Hoje, existe uma parte da militância que quer excluir o termo pardo a fim de esclarecer que, do preto claro ao retinto, todos são considerados negros. Em contrapartida, há também um movimento de defesa dos "mestiços", que coloca entre suas reivindicações o reconhecimento da comunidade miscigenada e do caboclo amazônico, e direitos iguais.

Com esse histórico problemático, muitas vezes o pardo não se enxerga em nenhuma classificação. É comum que mulheres pretas de pele clara relatem indagações como "você não é tão negra assim", vivendo à beira do dilema: branca demais para ser preta; preta demais para ser branca.

"A hierarquia de cor é uma das armadilhas que o racismo nos coloca. Quem fica nas condições intermediárias, os mais pardos ou os que têm traços de pessoas brancas, vive a ambiguidade do racismo. Ora podem ser valorizadas por suas características, ora sofrem discriminação. Isso traz uma reflexão e também reforça alguns estereótipos acerca da negritude e de outros conflitos que são estruturadas pelo racismo de dentro pra fora e de fora pra dentro", esclarece Flávia Rios, socióloga, professora e pesquisadora na Universidade Federal Fluminense.

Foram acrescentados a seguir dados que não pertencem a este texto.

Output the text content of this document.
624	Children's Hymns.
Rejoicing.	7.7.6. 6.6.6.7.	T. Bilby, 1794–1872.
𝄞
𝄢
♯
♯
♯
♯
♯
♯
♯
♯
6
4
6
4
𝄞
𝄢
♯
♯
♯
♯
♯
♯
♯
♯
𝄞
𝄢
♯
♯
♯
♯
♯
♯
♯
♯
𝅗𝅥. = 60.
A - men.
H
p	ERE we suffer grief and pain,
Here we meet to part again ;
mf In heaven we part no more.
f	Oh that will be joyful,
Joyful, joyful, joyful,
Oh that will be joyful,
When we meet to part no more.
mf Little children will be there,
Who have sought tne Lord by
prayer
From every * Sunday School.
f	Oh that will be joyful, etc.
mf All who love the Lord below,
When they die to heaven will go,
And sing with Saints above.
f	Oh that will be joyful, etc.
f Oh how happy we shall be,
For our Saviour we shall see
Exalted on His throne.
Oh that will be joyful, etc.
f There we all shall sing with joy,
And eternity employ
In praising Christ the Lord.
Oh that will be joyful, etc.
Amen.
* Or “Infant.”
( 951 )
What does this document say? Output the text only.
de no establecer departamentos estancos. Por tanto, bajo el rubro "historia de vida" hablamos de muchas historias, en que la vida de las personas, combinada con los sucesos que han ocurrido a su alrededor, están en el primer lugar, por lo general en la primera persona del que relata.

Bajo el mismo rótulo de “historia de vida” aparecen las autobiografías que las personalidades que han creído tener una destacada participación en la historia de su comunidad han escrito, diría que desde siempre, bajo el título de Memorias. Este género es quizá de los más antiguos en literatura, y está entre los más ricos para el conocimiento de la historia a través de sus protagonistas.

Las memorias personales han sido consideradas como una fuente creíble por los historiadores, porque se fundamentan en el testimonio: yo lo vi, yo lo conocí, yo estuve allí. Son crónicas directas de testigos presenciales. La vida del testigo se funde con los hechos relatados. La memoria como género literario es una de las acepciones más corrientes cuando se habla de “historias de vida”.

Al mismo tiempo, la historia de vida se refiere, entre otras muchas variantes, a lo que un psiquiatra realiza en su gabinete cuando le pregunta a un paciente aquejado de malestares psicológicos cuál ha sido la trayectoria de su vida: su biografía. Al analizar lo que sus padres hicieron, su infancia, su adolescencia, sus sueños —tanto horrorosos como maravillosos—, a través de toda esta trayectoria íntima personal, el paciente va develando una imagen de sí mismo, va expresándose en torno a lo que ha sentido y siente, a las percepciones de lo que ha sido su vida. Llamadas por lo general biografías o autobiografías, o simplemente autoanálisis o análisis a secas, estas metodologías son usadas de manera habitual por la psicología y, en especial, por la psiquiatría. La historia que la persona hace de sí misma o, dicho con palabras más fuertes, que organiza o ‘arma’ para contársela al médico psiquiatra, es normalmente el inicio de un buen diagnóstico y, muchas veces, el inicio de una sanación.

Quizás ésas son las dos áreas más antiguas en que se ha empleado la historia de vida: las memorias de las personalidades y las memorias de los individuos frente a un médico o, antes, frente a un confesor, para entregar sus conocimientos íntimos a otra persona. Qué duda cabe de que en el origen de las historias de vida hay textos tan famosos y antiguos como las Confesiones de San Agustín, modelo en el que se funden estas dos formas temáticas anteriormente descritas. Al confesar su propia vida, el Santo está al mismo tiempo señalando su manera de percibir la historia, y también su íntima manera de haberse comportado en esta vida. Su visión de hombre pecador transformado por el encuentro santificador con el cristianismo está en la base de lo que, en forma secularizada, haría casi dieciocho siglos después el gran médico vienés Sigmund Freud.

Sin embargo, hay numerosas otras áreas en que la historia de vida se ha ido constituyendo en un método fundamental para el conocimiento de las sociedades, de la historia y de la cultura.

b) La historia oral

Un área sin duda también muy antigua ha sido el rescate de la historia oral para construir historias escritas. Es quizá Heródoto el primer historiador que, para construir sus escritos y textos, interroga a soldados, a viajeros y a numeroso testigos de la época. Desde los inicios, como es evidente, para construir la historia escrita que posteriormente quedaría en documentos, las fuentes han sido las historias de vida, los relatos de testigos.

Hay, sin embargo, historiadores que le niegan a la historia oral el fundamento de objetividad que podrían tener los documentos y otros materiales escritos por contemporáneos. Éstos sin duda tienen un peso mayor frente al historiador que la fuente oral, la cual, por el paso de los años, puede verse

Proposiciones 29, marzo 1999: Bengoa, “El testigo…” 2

Café endossa a preocupação. "Negro é um grupo social que engloba pretos e pardos a partir da luta de movimentos sociais na história do Brasil. Agora, se o colorismo é discutido de forma equivocada, gera efeito contrário entre entre pessoas já marginalizadas e sub-representadas. Não podemos criar um sectarismo dentro do movimento", finaliza Café.

Quem dá o tom nas escolhas políticas

No âmbito político, negros não chegam a compor 20% dos parlamentares. Em 2018, representaram apenas 4,3% dos eleitos para cargos nos poderes Executivo e Legislativo.

A mulher indígena é a menos presente na política institucional, seguida de pretas e pardas. Atualmente, representam apenas 5% das vereadoras eleitas no país. Neste ano, houve um aumento tímido nas candidaturas femininas em comparação com 2016: 1,3% para a câmara municipal e 0,1% para a prefeitura.

Rios reforça que os partidos filtram e escalonam aquelas pessoas que seriam mais elegíveis, impondo uma primeira barreira. "É neste momento que os negros perdem, tanto em financiamento quanto em demais recursos organizacionais, porque raramente estão no grupo central do partido, que irá investir na campanha, e tampouco possuem verba privada para aplicar".

A forma como funcionam os partidos ainda colabora com a desigualdade na competição. Os postulantes se veem engessados em um jogo de interesses e numa agenda que favorece o homem branco. Segundo dados da FGV Direito, receberam 58,5% das verbas destinadas à campanha na última eleição da Câmara dos Deputados. Em comparação, os homens negros receberam 18,1%. As mulheres negras ficaram com 6,7% dos recursos.

Para evitar que a subrepresentação se perpetue, Campos vê como alternativa a implementação de uma cota racial que exija um número mínimo obrigatório a candidaturas negras dentro dos partidos. "Hoje, se o partido não quiser lançar nenhum candidato negro, ele pode. A deputada federal Benedita da Silva (PT) visa a criação de cota mínima no projeto de Lei 4041/20, que vai além da distribuição igualitária do fundo eleitoral."